Rongchai Wang
Jan 17, 2026 09:16
GitHub introduces price limiting for Actions cache entries at 200 uploads per minute per repository, addressing system stability issues from high-volume uploads.
GitHub has carried out a brand new price restrict on its Actions cache system, capping uploads at 200 new cache entries per minute for every repository. The change, introduced January 16, 2026, targets repositories that have been hammering the cache system with rapid-fire uploads and inflicting stability issues throughout the platform.
Downloads stay unaffected. In case your workflows pull present cache entries, nothing modifications. The restrict particularly targets the creation of latest entries—a distinction that issues for groups operating parallel builds that generate contemporary cache knowledge.
Why now? GitHub cited “cache thrash” because the offender. Repositories importing large volumes of cache entries briefly bursts have been degrading efficiency for everybody else on the shared infrastructure. The 200-per-minute cap offers heavy customers sufficient headroom for legit use instances whereas stopping the type of abuse that was destabilizing the system.
A part of a Broader Actions Overhaul
This price restrict arrives amid a number of vital modifications to GitHub Actions economics. Earlier this month, GitHub diminished pricing on hosted runners by 15% to 39% relying on dimension. However the greater information hits March 1, 2026, when self-hosted runner utilization in personal repos begins costing $0.002 per minute—a brand new cost that is pushing some groups to rethink their CI/CD structure totally.
The cache system itself acquired an improve in late 2025, with repositories now capable of exceed the earlier 10 GB restrict by way of pay-as-you-go pricing. Each repo nonetheless will get 10 GB free, however heavy customers can now purchase extra moderately than consistently preventing eviction insurance policies.
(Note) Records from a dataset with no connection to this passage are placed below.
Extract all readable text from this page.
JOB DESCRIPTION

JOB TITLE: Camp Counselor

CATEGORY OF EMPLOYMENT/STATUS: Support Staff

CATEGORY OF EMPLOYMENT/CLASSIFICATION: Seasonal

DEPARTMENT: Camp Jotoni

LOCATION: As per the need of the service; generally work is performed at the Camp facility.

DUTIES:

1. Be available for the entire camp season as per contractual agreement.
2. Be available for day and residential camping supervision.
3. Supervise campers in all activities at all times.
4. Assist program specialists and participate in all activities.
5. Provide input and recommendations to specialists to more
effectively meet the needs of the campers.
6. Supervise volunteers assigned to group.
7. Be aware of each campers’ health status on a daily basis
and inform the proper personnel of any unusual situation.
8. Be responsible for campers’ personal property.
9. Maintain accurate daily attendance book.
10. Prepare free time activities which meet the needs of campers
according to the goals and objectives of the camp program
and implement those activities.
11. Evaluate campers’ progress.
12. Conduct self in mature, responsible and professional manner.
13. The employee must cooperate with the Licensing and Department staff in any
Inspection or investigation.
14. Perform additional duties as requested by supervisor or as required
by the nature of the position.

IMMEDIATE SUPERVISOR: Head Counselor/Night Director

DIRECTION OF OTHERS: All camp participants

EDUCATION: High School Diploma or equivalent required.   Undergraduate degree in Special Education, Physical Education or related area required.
What Groups Ought to Verify
Most workflows will not discover this restrict. However when you’re operating matrix builds that generate distinctive cache keys throughout dozens of parallel jobs, do the maths. A 50-job matrix finishing concurrently might theoretically hit 200 cache uploads in below a minute if every job creates a number of entries.
The repair is easy: consolidate cache keys the place doable, or stagger job completion when you’re genuinely bumping towards the ceiling. GitHub hasn’t introduced any monitoring dashboard for cache add charges, so groups involved about hitting limits might want to audit their workflow logs manually.